In any case, substantiate your price as concretely as possible and add sources where necessary. For example:
- 15 leads per month based on (source)
- replacing the… by the… you save at least 15% on your energy costs (source)
- our customers see customer satisfaction increase to 90% due to the guaranteed 24-hour repair (name trend research by source)
- the… has been chosen as the most user-friendly product (link to evidence)
You can also add relevant customer cases or reviews to your proposal. This shows that your solution or method has proven successful before.
Tip # 3: Win with the right words
A proposal is originally a formal document. We are therefore inclined to adapt proposals with formal language. Imagine yourself, you had a pleasant conversation, were impressed by the clear way in which things were explained and then you are suddenly confronted with long, difficult and distant sentences. You no longer recognize the way of communication and you may even start to doubt yourself. Am I crazy, am I being misled here, is there a catch?
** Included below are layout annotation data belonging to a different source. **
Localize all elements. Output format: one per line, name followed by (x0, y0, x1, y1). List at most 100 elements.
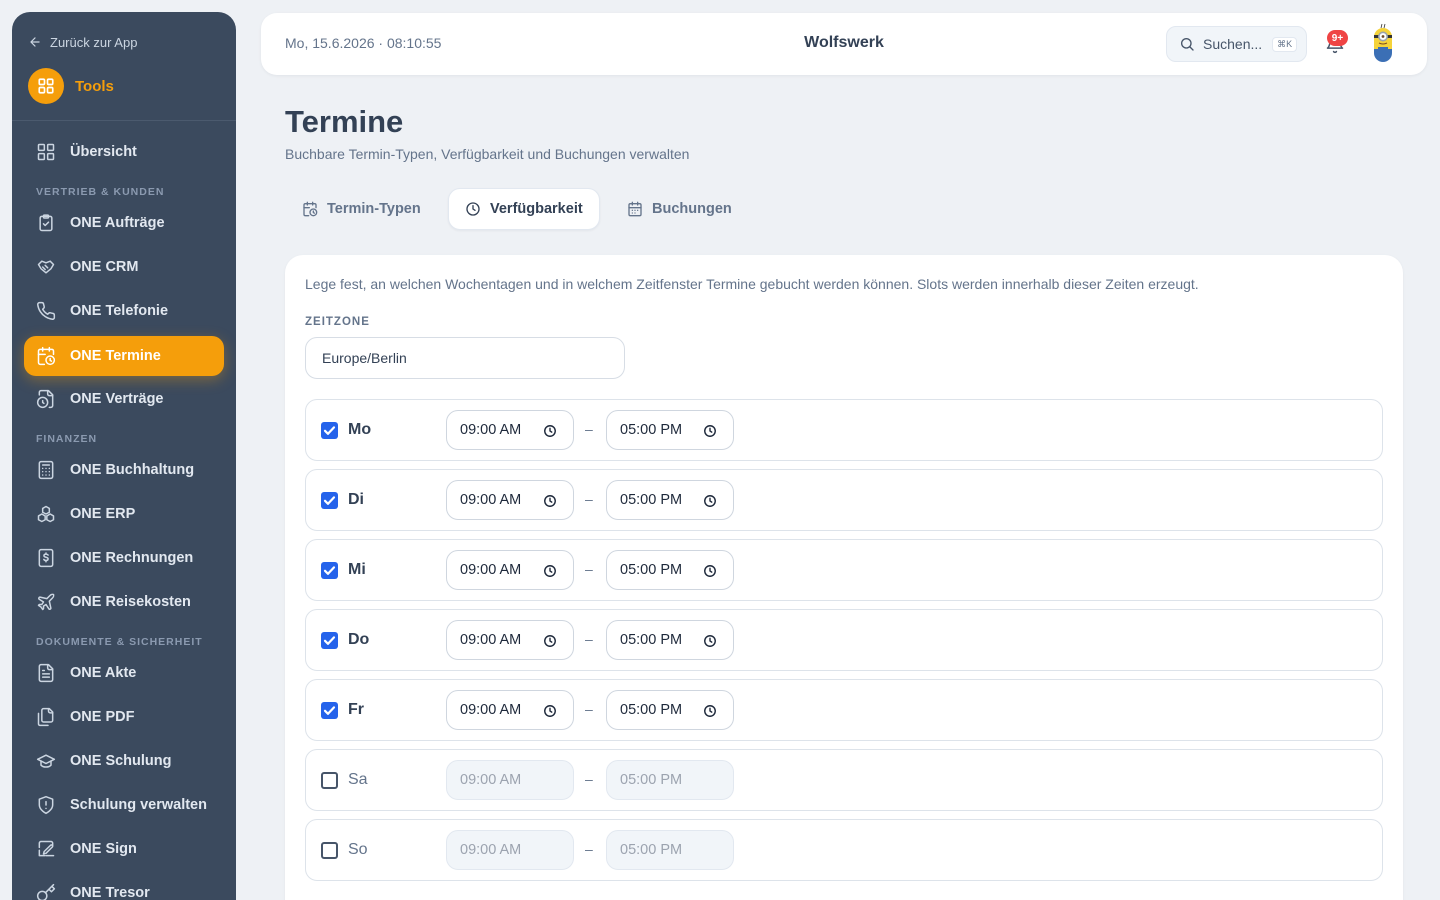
checkmark-icon (321, 562, 338, 579)
sidebar-item-buchhaltung[interactable]: ONE Buchhaltung (24, 450, 224, 490)
page-title: Termine (285, 104, 404, 139)
checkmark-icon (321, 492, 338, 509)
sidebar-item-akte[interactable]: ONE Akte (24, 653, 224, 693)
sidebar-item-label: ONE Schulung (70, 753, 172, 769)
start-time-input[interactable]: 09:00 AM (446, 690, 574, 730)
sidebar-item-label: ONE Rechnungen (70, 550, 194, 566)
sidebar-item-schulung[interactable]: ONE Schulung (24, 741, 224, 781)
day-enabled-checkbox[interactable] (321, 562, 338, 579)
back-to-app-link[interactable]: Zurück zur App (28, 32, 137, 52)
current-datetime: Mo, 15.6.2026 · 08:10:55 (285, 35, 442, 51)
sidebar-item-label: ONE PDF (70, 709, 135, 725)
day-enabled-checkbox[interactable] (321, 842, 338, 859)
start-time-input[interactable]: 09:00 AM (446, 550, 574, 590)
tab-buchungen[interactable]: Buchungen (611, 188, 748, 230)
timezone-input[interactable] (305, 337, 625, 379)
day-name: Mo (348, 421, 372, 438)
start-time-input[interactable]: 09:00 AM (446, 620, 574, 660)
top-bar: Mo, 15.6.2026 · 08:10:55 Wolfswerk Suche… (261, 13, 1427, 75)
sidebar-item-auftraege[interactable]: ONE Aufträge (24, 203, 224, 243)
clock-icon (543, 704, 557, 718)
start-time-value: 09:00 AM (460, 772, 522, 788)
sidebar-item-overview[interactable]: Übersicht (24, 132, 224, 172)
signature-icon (36, 839, 56, 859)
sidebar-item-sign[interactable]: ONE Sign (24, 829, 224, 869)
calendar-icon (627, 201, 643, 217)
sidebar-item-rechnungen[interactable]: ONE Rechnungen (24, 538, 224, 578)
start-time-value: 09:00 AM (460, 562, 522, 578)
tools-label: Tools (75, 77, 114, 95)
sidebar-section-finance: Finanzen (36, 433, 98, 445)
end-time-input: 05:00 PM (606, 760, 734, 800)
sidebar-item-pdf[interactable]: ONE PDF (24, 697, 224, 737)
checkmark-icon (321, 422, 338, 439)
end-time-input[interactable]: 05:00 PM (606, 620, 734, 660)
day-enabled-checkbox[interactable] (321, 422, 338, 439)
layout-grid-icon (36, 142, 56, 162)
clock-icon (703, 634, 717, 648)
clock-icon (543, 494, 557, 508)
timezone-label: ZEITZONE (305, 316, 370, 328)
start-time-input[interactable]: 09:00 AM (446, 480, 574, 520)
sidebar-item-label: Übersicht (70, 144, 137, 160)
sidebar-divider (12, 120, 236, 121)
time-range-separator: – (585, 491, 593, 507)
checkmark-icon (321, 702, 338, 719)
sidebar-item-termine[interactable]: ONE Termine (24, 336, 224, 376)
start-time-input[interactable]: 09:00 AM (446, 410, 574, 450)
avatar[interactable] (1369, 22, 1397, 66)
sidebar-item-label: ONE Tresor (70, 885, 150, 900)
graduation-cap-icon (36, 751, 56, 771)
day-row-mo: Mo 09:00 AM – 05:00 PM (305, 399, 1383, 461)
tools-header[interactable]: Tools (28, 68, 114, 104)
tab-label: Buchungen (652, 201, 732, 217)
receipt-dollar-icon (36, 548, 56, 568)
tab-verfuegbarkeit[interactable]: Verfügbarkeit (448, 188, 600, 230)
time-range-separator: – (585, 841, 593, 857)
handshake-icon (36, 257, 56, 277)
day-name: Sa (348, 771, 368, 788)
file-clock-icon (36, 389, 56, 409)
sidebar-item-label: ONE Verträge (70, 391, 164, 407)
search-shortcut-hint: ⌘K (1272, 36, 1298, 52)
page-subtitle: Buchbare Termin-Typen, Verfügbarkeit und… (285, 146, 690, 162)
sidebar: Zurück zur App Tools Übersicht Vertrieb … (12, 12, 236, 900)
plane-icon (36, 592, 56, 612)
end-time-input[interactable]: 05:00 PM (606, 690, 734, 730)
day-enabled-checkbox[interactable] (321, 772, 338, 789)
day-name: Di (348, 491, 364, 508)
day-name: So (348, 841, 368, 858)
sidebar-item-label: ONE Aufträge (70, 215, 165, 231)
end-time-value: 05:00 PM (620, 492, 683, 508)
end-time-input[interactable]: 05:00 PM (606, 550, 734, 590)
end-time-input[interactable]: 05:00 PM (606, 480, 734, 520)
sidebar-item-vertraege[interactable]: ONE Verträge (24, 379, 224, 419)
sidebar-item-reisekosten[interactable]: ONE Reisekosten (24, 582, 224, 622)
sidebar-item-schulung-verwalten[interactable]: Schulung verwalten (24, 785, 224, 825)
clock-icon (703, 424, 717, 438)
sidebar-item-crm[interactable]: ONE CRM (24, 247, 224, 287)
end-time-input: 05:00 PM (606, 830, 734, 870)
day-row-sa: Sa 09:00 AM – 05:00 PM (305, 749, 1383, 811)
key-icon (36, 883, 56, 900)
sidebar-item-label: ONE Buchhaltung (70, 462, 195, 478)
arrow-left-icon (28, 35, 42, 49)
tab-termin-typen[interactable]: Termin-Typen (286, 188, 437, 230)
calendar-clock-icon (36, 346, 56, 366)
sidebar-section-docs: Dokumente & Sicherheit (36, 636, 203, 648)
time-range-separator: – (585, 771, 593, 787)
sidebar-item-erp[interactable]: ONE ERP (24, 494, 224, 534)
end-time-input[interactable]: 05:00 PM (606, 410, 734, 450)
sidebar-item-tresor[interactable]: ONE Tresor (24, 873, 224, 900)
clock-icon (543, 634, 557, 648)
availability-intro: Lege fest, an welchen Wochentagen und in… (305, 276, 1199, 292)
day-name: Do (348, 631, 370, 648)
day-enabled-checkbox[interactable] (321, 492, 338, 509)
day-row-fr: Fr 09:00 AM – 05:00 PM (305, 679, 1383, 741)
time-range-separator: – (585, 701, 593, 717)
day-enabled-checkbox[interactable] (321, 632, 338, 649)
day-enabled-checkbox[interactable] (321, 702, 338, 719)
sidebar-item-telefonie[interactable]: ONE Telefonie (24, 291, 224, 331)
search-input[interactable]: Suchen... ⌘K (1166, 26, 1307, 62)
clipboard-check-icon (36, 213, 56, 233)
Not quite the response you hope to get from your customer, right? The best words are those that convey the atmosphere of the conversation. So: if you and you spoke to each other, use that in your proposal.
Was the conversation a bit more formal? You can also address the customer directly and personally in the u-shape. You or you, try to avoid long sentences and passive language as much as possible. You do this, for example, by deleting a large part of the sentences with the auxiliary verb "become". That way you get nice reading, active sentences and you make your proposal much more personal, lively and not to mention more convincing. Just take a look at the example below. In the active sense, unanimity prevails and the solution is not an issue. Much better right?
Finally, and also a bit ahead of tip # 4: make it easy for your customer and use enough white spaces, headings and lists. That looks and reads much better!
Tip # 4: design and appearance
Fair is fair: the eye also wants something. Design plays an important role. After all, we respond better to an attractive presentation than to a thick package of paper without fuss.
Fortunately, nowadays you don't need a graphic background to make a beautiful, contemporary proposal. With an online proposal tool you can make an attractive, digital proposal in no time. In just a few simple steps, your corporate identity is implemented in detail and you never have to do anything about it again. Adding images, videos or a photo gallery is super easy with a proposal tool. You don't have to worry about the layout, because it automatically works fine. No more hassle with copy and paste, tables and other time-consuming adjustments. How nice is that?
Many customers are not yet familiar with an online proposal. With a nice, online and interactive offer you can take full advantage of the surprise effect. You break through the expectations and that means that you can count on full attention. Your proposal immediately stands out. In fact, you immediately have a 1-0 lead over your competitors. Pay attention, you will still like making proposals! Moreover, with a proposal tool you save an incredible amount of time and that comes in very handy, especially if you have to switch quickly!